E teve algum show, banda ou disco que te fez querer tocar guitarra?
No início dos anos 1980, vi um show do Iggy Pop que foi muito bom. Em termos de shows, também vi o Van Halen na turnê do “Women and Children First” (1980) e foi um ótimo show também. Vi vários shows do Black Flag e alguns deles foram muito bons. Eu nunca vi o Birthday Party tocar, mas tem muitos (shows).
O “My War” (1984), do Black Flag, foi um disco importante para você quando estava começando o Melvins, passando de uma banda mais punk e começando a criar o seu próprio som?
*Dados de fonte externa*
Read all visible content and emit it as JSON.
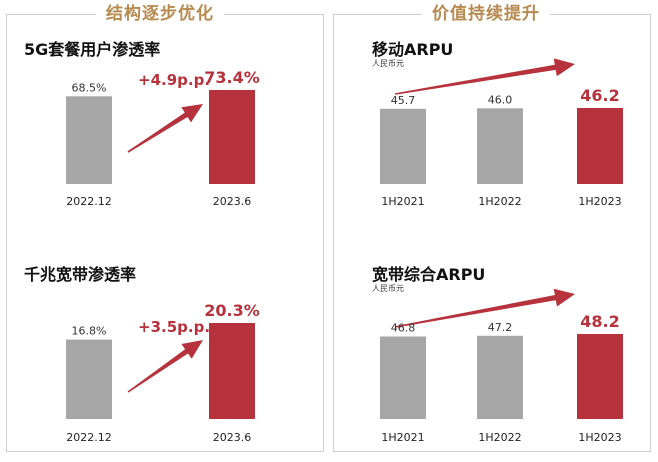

Sim, eu realmente gosto desse disco. Mas não sei qual foi a maior influência para a gente. Acho que o “My War” era um disco ótimo, muita gente não gostava dele, mas ainda acho que é um bom disco.
Sim, também gosto bastante do disco. Mas talvez na época muita gente tenha achado que era uma mudança muito grande na banda.
As pessoas falavam “Ah, eles estão tocando devagar”. Bom, o Flipper sempre tocou devagar. Então não sei do que eles falando (risos).
Essa é a última pergunta. Você criou um som muito específico com o Melvins, que acabou influenciando muitas bandas ao longo do tempo, lançou mais de 30 de discos com a banda, tocaram ao redor do mundo. Por isso, queria saber se há algo em especial de que você tem mais orgulho na sua carreira?
Ahh, não sei. Eu provavelmente poderia escolher cinco discos nossos que eu gosto. Acho que os meus favoritos seriam “Colossus of Destiny” (2001), “Five Legged Dog” (2021), acho que o “Hostile Ambient Takeover” (2002), o “The Bootlicker” (1999), e também o mais novo, “Thunderball” (2025). Acho que se você escutar esses discos todos vai ter uma boa ideia do que a banda é.
– Luiz Mazetto é autor dos livros “Nós Somos a Tempestade – Conversas Sobre o Metal Alternativo dos EUA” e “Nós Somos a Tempestade, Vol 2 – Conversas Sobre o Metal Alternativo pelo Mundo”, ambos pela Edições Ideal. Também colabora coma a Vice Brasil, o CVLT Nation e a Loud!